Július Hutka

Personal information
- Born: 18 March 1974 (age 52) Baškovce, Humenné District, Czechoslovakia

Sport
- Country: Slovakia
- Sport: Paralympic athletics
- Disability: Paresis
- Disability class: F57
- Event(s): Javelin throw Shot put

Medal record
Paralympic athletics
Representing Slovakia
Paralympic Games
| Bronze medal – third place | 2004 Athens | Shot put F57 |
World Championships
| Bronze medal – third place | 2006 Assen | Javelin throw F57 |
European Championships
| Gold medal – first place | 2012 Stadskanaal | Javelin throw F57 |
| Silver medal – second place | 2018 Berlin | Javelin throw F57 |

= Julius Hutka =

Slovak Paralympic athlete

Július Hutka (born 18 March 1974) is a Paralympic former athlete from Slovakia competing mainly in category F57 shot put and javelin events.

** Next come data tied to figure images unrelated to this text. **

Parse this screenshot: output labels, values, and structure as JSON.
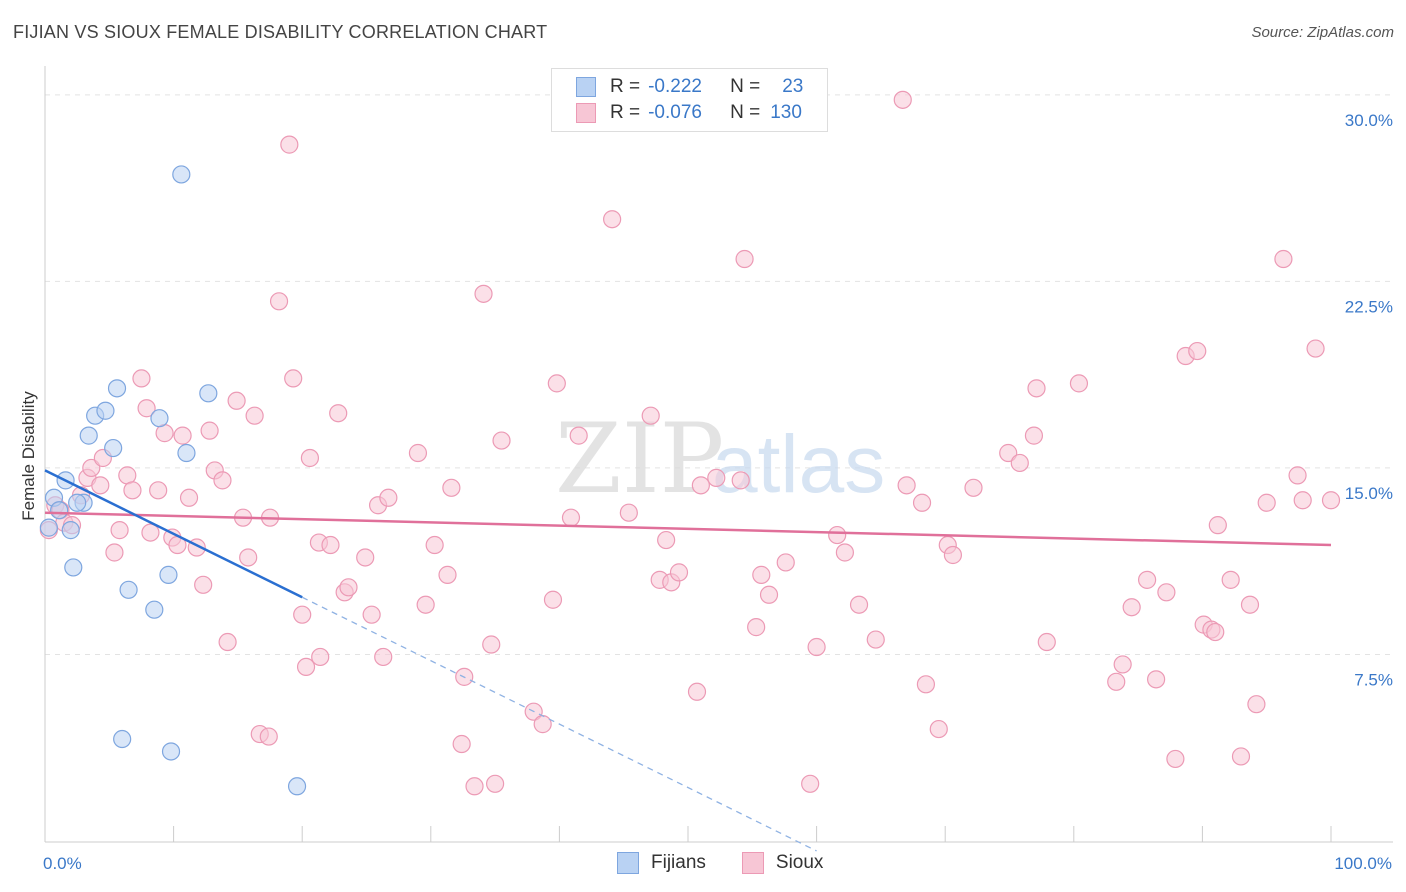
{
  "header": {
    "title": "FIJIAN VS SIOUX FEMALE DISABILITY CORRELATION CHART",
    "source": "Source: ZipAtlas.com"
  },
  "legend": {
    "rows": [
      {
        "r_label": "R =",
        "r_value": "-0.222",
        "n_label": "N =",
        "n_value": "23"
      },
      {
        "r_label": "R =",
        "r_value": "-0.076",
        "n_label": "N =",
        "n_value": "130"
      }
    ]
  },
  "watermark": {
    "zip": "ZIP",
    "atlas": "atlas"
  },
  "colors": {
    "fijians_fill": "#b9d2f3",
    "fijians_stroke": "#7ea6df",
    "fijians_line": "#2a6fd1",
    "sioux_fill": "#f7c6d5",
    "sioux_stroke": "#ec9ab5",
    "sioux_line": "#e0709a",
    "tick_text": "#3a78c8",
    "grid": "#e3e3e3"
  },
  "chart_data": {
    "type": "scatter",
    "title": "FIJIAN VS SIOUX FEMALE DISABILITY CORRELATION CHART",
    "xlabel": "",
    "ylabel": "Female Disability",
    "xlim": [
      0,
      100
    ],
    "ylim": [
      0,
      31
    ],
    "x_tick_labels": [
      "0.0%",
      "100.0%"
    ],
    "y_ticks": [
      7.5,
      15.0,
      22.5,
      30.0
    ],
    "y_tick_labels": [
      "7.5%",
      "15.0%",
      "22.5%",
      "30.0%"
    ],
    "grid": "horizontal dashed",
    "legend_position": "bottom",
    "series": [
      {
        "name": "Fijians",
        "r": -0.222,
        "n": 23,
        "trend": {
          "x0": 0,
          "y0": 14.9,
          "x1": 20,
          "y1": 9.8,
          "dashed_to_x": 60
        },
        "points": [
          [
            0.3,
            12.6
          ],
          [
            0.7,
            13.8
          ],
          [
            1.1,
            13.3
          ],
          [
            1.6,
            14.5
          ],
          [
            2.0,
            12.5
          ],
          [
            3.0,
            13.6
          ],
          [
            2.2,
            11.0
          ],
          [
            3.4,
            16.3
          ],
          [
            3.9,
            17.1
          ],
          [
            4.7,
            17.3
          ],
          [
            5.3,
            15.8
          ],
          [
            5.6,
            18.2
          ],
          [
            6.5,
            10.1
          ],
          [
            8.5,
            9.3
          ],
          [
            8.9,
            17.0
          ],
          [
            9.6,
            10.7
          ],
          [
            10.6,
            26.8
          ],
          [
            11.0,
            15.6
          ],
          [
            12.7,
            18.0
          ],
          [
            6.0,
            4.1
          ],
          [
            9.8,
            3.6
          ],
          [
            19.6,
            2.2
          ],
          [
            2.5,
            13.6
          ]
        ]
      },
      {
        "name": "Sioux",
        "r": -0.076,
        "n": 130,
        "trend": {
          "x0": 0,
          "y0": 13.2,
          "x1": 100,
          "y1": 11.9
        },
        "points": [
          [
            0.3,
            12.5
          ],
          [
            0.8,
            13.5
          ],
          [
            1.2,
            13.3
          ],
          [
            1.5,
            12.8
          ],
          [
            2.1,
            12.7
          ],
          [
            2.8,
            13.9
          ],
          [
            3.3,
            14.6
          ],
          [
            3.6,
            15.0
          ],
          [
            4.5,
            15.4
          ],
          [
            4.3,
            14.3
          ],
          [
            5.4,
            11.6
          ],
          [
            5.8,
            12.5
          ],
          [
            6.4,
            14.7
          ],
          [
            6.8,
            14.1
          ],
          [
            7.5,
            18.6
          ],
          [
            7.9,
            17.4
          ],
          [
            8.2,
            12.4
          ],
          [
            8.8,
            14.1
          ],
          [
            9.3,
            16.4
          ],
          [
            9.9,
            12.2
          ],
          [
            10.3,
            11.9
          ],
          [
            10.7,
            16.3
          ],
          [
            11.2,
            13.8
          ],
          [
            11.8,
            11.8
          ],
          [
            12.3,
            10.3
          ],
          [
            12.8,
            16.5
          ],
          [
            13.2,
            14.9
          ],
          [
            13.8,
            14.5
          ],
          [
            14.2,
            8.0
          ],
          [
            14.9,
            17.7
          ],
          [
            15.4,
            13.0
          ],
          [
            15.8,
            11.4
          ],
          [
            16.3,
            17.1
          ],
          [
            16.7,
            4.3
          ],
          [
            17.4,
            4.2
          ],
          [
            17.5,
            13.0
          ],
          [
            18.2,
            21.7
          ],
          [
            19.0,
            28.0
          ],
          [
            19.3,
            18.6
          ],
          [
            20.0,
            9.1
          ],
          [
            20.3,
            7.0
          ],
          [
            20.6,
            15.4
          ],
          [
            21.3,
            12.0
          ],
          [
            21.4,
            7.4
          ],
          [
            22.2,
            11.9
          ],
          [
            22.8,
            17.2
          ],
          [
            23.3,
            10.0
          ],
          [
            23.6,
            10.2
          ],
          [
            24.9,
            11.4
          ],
          [
            25.4,
            9.1
          ],
          [
            25.9,
            13.5
          ],
          [
            26.3,
            7.4
          ],
          [
            26.7,
            13.8
          ],
          [
            29.0,
            15.6
          ],
          [
            29.6,
            9.5
          ],
          [
            30.3,
            11.9
          ],
          [
            31.3,
            10.7
          ],
          [
            31.6,
            14.2
          ],
          [
            32.4,
            3.9
          ],
          [
            32.6,
            6.6
          ],
          [
            33.4,
            2.2
          ],
          [
            34.1,
            22.0
          ],
          [
            34.7,
            7.9
          ],
          [
            35.0,
            2.3
          ],
          [
            35.5,
            16.1
          ],
          [
            38.0,
            5.2
          ],
          [
            38.7,
            4.7
          ],
          [
            39.5,
            9.7
          ],
          [
            39.8,
            18.4
          ],
          [
            40.9,
            13.0
          ],
          [
            41.5,
            16.3
          ],
          [
            44.1,
            25.0
          ],
          [
            45.4,
            13.2
          ],
          [
            47.1,
            17.1
          ],
          [
            47.8,
            10.5
          ],
          [
            48.3,
            12.1
          ],
          [
            48.7,
            10.4
          ],
          [
            49.3,
            10.8
          ],
          [
            50.7,
            6.0
          ],
          [
            51.0,
            14.3
          ],
          [
            52.2,
            14.6
          ],
          [
            54.1,
            14.5
          ],
          [
            54.4,
            23.4
          ],
          [
            55.3,
            8.6
          ],
          [
            55.7,
            10.7
          ],
          [
            56.3,
            9.9
          ],
          [
            57.6,
            11.2
          ],
          [
            59.5,
            2.3
          ],
          [
            60.0,
            7.8
          ],
          [
            61.6,
            12.3
          ],
          [
            62.2,
            11.6
          ],
          [
            63.3,
            9.5
          ],
          [
            64.6,
            8.1
          ],
          [
            66.7,
            29.8
          ],
          [
            67.0,
            14.3
          ],
          [
            68.2,
            13.6
          ],
          [
            68.5,
            6.3
          ],
          [
            69.5,
            4.5
          ],
          [
            70.2,
            11.9
          ],
          [
            70.6,
            11.5
          ],
          [
            72.2,
            14.2
          ],
          [
            74.9,
            15.6
          ],
          [
            75.8,
            15.2
          ],
          [
            76.9,
            16.3
          ],
          [
            77.1,
            18.2
          ],
          [
            77.9,
            8.0
          ],
          [
            80.4,
            18.4
          ],
          [
            83.3,
            6.4
          ],
          [
            83.8,
            7.1
          ],
          [
            84.5,
            9.4
          ],
          [
            85.7,
            10.5
          ],
          [
            86.4,
            6.5
          ],
          [
            87.2,
            10.0
          ],
          [
            87.9,
            3.3
          ],
          [
            88.7,
            19.5
          ],
          [
            89.6,
            19.7
          ],
          [
            90.1,
            8.7
          ],
          [
            90.7,
            8.5
          ],
          [
            91.0,
            8.4
          ],
          [
            91.2,
            12.7
          ],
          [
            92.2,
            10.5
          ],
          [
            93.7,
            9.5
          ],
          [
            94.2,
            5.5
          ],
          [
            95.0,
            13.6
          ],
          [
            96.3,
            23.4
          ],
          [
            97.4,
            14.7
          ],
          [
            97.8,
            13.7
          ],
          [
            98.8,
            19.8
          ],
          [
            100.0,
            13.7
          ],
          [
            93.0,
            3.4
          ]
        ]
      }
    ]
  }
}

Hutka has competed in the javelin three times in the Paralympics without winning a medal but he has won a bronze in the shot put in 2004 but could not match it in 2008.

Hutka worked as a builder, he went to Russia to do construction work. He fell from a height and damaged his spinal cord, he has been in a wheelchair since his serious accident.